In real services, you’ll have multiple interceptors (auth, logging, tracing, metrics). Use grpc.ChainUnaryInterceptor to compose them:

grpcServer := grpc.NewServer(
    grpc.ChainUnaryInterceptor(
        grpc_prometheus.UnaryServerInterceptor,
        loggingInterceptor,
        authInterceptor,
    ),
    grpc.ChainStreamInterceptor(
        grpc_prometheus.StreamServerInterceptor,
        streamLoggingInterceptor,
    ),
)

Tip: Place the Prometheus interceptor first so it captures the full request duration including time spent in other interceptors.

Kubernetes Service Monitor

If you’re running in Kubernetes with the Prometheus Operator, create a ServiceMonitor to auto-discover your metrics endpoint:

apiVersion: monitoring.coreos.com/v1
kind: ServiceMonitor
metadata:
  name: myservice-monitor
  labels:
    app: myservice
spec:
  selector:
    matchLabels:
      app: myservice
  endpoints:
    - port: metrics
      path: /metrics
      interval: 15s

Useful PromQL Queries

Once metrics are flowing, here are queries you’ll use daily:

Request Rate (per method)

sum(rate(grpc_server_handled_total[5m])) by (grpc_method)

Error Rate

sum(rate(grpc_server_handled_total{grpc_code!="OK"}[5m]))
/
sum(rate(grpc_server_handled_total[5m]))

P99 Latency

histogram_quantile(0.99,
  sum(rate(grpc_server_handling_seconds_bucket[5m])) by (le, grpc_method)
)

Grafana Dashboard

The grpc-ecosystem project provides a ready-made Grafana dashboard.

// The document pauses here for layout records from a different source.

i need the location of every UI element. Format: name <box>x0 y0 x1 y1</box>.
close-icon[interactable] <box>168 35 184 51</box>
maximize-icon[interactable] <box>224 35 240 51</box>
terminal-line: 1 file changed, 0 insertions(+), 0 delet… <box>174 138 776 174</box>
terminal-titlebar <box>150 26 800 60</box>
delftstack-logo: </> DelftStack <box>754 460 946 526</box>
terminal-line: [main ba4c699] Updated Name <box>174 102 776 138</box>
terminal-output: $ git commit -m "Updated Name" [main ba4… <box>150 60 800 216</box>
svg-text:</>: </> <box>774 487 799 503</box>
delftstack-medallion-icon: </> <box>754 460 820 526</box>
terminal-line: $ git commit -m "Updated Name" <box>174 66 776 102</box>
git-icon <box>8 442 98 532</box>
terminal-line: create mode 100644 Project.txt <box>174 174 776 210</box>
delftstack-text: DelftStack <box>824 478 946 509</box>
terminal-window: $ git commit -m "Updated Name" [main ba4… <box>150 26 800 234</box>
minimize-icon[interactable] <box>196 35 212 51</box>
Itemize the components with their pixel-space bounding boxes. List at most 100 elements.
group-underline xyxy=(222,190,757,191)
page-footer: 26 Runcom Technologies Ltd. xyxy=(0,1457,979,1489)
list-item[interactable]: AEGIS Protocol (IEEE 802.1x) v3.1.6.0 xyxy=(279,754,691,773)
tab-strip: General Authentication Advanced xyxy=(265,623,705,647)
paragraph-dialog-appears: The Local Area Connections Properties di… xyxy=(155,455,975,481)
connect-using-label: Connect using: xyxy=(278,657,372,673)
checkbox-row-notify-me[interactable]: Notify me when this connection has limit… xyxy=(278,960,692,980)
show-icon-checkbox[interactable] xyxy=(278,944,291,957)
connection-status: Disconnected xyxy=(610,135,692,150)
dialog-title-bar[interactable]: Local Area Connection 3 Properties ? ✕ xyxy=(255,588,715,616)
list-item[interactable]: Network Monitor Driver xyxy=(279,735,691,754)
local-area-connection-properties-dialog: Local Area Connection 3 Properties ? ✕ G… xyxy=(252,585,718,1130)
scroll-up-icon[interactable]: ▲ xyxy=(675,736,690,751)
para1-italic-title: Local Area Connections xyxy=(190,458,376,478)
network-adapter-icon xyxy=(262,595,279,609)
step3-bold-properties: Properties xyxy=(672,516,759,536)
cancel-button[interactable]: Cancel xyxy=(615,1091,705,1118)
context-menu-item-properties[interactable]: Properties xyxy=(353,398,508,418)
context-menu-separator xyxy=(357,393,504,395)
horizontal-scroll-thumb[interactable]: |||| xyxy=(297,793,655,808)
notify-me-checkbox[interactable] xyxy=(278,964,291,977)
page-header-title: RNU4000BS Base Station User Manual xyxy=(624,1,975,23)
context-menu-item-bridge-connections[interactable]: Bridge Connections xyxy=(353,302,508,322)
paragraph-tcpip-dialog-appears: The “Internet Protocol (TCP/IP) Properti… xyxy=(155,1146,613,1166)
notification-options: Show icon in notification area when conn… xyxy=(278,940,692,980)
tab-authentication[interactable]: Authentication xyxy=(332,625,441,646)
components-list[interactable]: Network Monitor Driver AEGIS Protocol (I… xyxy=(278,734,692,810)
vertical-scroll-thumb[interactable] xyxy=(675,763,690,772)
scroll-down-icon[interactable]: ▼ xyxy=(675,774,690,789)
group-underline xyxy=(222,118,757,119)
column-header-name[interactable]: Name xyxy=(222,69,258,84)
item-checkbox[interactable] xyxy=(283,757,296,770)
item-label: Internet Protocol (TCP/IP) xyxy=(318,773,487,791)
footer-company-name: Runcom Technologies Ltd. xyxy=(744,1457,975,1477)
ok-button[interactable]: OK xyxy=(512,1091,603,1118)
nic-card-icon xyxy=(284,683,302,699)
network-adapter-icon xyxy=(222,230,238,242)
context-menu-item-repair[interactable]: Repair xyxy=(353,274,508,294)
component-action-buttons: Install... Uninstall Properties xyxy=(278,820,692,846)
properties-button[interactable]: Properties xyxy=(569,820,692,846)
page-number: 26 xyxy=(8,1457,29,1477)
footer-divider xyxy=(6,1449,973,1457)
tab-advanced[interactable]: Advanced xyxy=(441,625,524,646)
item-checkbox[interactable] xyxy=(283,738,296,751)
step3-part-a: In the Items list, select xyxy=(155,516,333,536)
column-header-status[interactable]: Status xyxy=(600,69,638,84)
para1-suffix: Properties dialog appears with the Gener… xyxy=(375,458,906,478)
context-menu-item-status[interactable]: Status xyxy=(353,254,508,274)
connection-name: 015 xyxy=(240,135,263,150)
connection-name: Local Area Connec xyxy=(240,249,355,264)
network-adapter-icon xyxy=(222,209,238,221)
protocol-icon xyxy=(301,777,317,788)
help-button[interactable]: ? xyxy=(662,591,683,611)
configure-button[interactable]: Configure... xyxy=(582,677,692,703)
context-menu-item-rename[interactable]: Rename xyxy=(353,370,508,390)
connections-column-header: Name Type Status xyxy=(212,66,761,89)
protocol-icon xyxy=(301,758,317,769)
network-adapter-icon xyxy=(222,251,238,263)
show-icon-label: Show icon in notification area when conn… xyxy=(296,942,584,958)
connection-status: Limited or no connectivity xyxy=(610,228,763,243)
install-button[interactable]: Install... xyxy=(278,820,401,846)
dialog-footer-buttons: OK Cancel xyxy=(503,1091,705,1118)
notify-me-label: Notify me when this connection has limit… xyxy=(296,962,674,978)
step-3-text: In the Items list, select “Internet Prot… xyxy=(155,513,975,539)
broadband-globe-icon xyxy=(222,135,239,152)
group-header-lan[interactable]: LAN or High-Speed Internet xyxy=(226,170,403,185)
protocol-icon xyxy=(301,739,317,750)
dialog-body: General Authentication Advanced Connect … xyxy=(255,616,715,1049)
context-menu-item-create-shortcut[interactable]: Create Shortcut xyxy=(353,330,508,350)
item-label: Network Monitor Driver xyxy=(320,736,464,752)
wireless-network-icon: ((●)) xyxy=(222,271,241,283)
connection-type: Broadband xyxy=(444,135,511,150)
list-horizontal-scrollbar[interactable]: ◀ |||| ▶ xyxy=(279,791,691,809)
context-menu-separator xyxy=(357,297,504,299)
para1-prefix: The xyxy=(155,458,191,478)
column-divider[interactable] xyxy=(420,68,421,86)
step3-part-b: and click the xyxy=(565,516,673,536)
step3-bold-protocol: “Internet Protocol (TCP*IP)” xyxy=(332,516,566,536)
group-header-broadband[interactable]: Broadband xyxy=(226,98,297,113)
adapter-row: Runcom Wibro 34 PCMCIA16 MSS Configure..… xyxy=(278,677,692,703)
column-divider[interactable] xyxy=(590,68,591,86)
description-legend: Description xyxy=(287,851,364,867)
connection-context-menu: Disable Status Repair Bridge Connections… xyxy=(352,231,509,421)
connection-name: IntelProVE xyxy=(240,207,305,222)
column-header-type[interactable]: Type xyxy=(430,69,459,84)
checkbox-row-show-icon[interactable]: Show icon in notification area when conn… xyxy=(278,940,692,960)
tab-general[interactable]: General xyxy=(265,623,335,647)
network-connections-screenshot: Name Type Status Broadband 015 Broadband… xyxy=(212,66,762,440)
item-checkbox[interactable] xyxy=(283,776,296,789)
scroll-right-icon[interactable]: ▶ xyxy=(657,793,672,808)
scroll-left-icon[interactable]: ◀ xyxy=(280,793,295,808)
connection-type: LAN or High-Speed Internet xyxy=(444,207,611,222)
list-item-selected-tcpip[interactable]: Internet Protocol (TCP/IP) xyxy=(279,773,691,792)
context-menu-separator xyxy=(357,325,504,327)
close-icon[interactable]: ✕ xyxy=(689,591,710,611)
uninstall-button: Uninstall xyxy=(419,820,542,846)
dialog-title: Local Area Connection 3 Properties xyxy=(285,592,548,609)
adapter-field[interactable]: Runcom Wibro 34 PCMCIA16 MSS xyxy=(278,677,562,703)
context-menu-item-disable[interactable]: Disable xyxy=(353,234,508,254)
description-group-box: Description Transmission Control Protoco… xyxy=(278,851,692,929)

Import dashboard ID 12899 from Grafana’s dashboard marketplace for a quick start covering request rates, error rates, and latency percentiles per method.

Best Practices

Always expose metrics on a separate port — Don’t mix your metrics endpoint with your gRPC port. Use :9090 or :2112 for metrics.
Use histogram buckets wisely — The default buckets work for most cases, but tune them for your SLA. If your p99 target is 200ms, ensure you have buckets around that range.
Label cardinality matters — Avoid adding high-cardinality labels (like user IDs) to metrics. Stick to method names, status codes, and service names.
Set up alerts on golden signals — Use the RED method (Rate, Errors, Duration) to create alerts:
- Request rate drops below baseline
- Error rate exceeds threshold
- P99 latency exceeds SLA
Enable EnableClientHandlingTimeHistogram() on client interceptors too — This is easy to forget but critical for understanding downstream latency.

Conclusion

Adding Prometheus metrics to your gRPC services is straightforward with the go-grpc-prometheus library. The interceptor pattern means you get comprehensive metrics with minimal code changes. Combined with Kubernetes ServiceMonitors and Grafana dashboards, you get full observability into your service mesh without any application-level changes to your handlers.

The key takeaway: instrument early. Adding metrics after an incident is too late. Bake observability into your service template from day one, and every new service you spin up will be observable by default.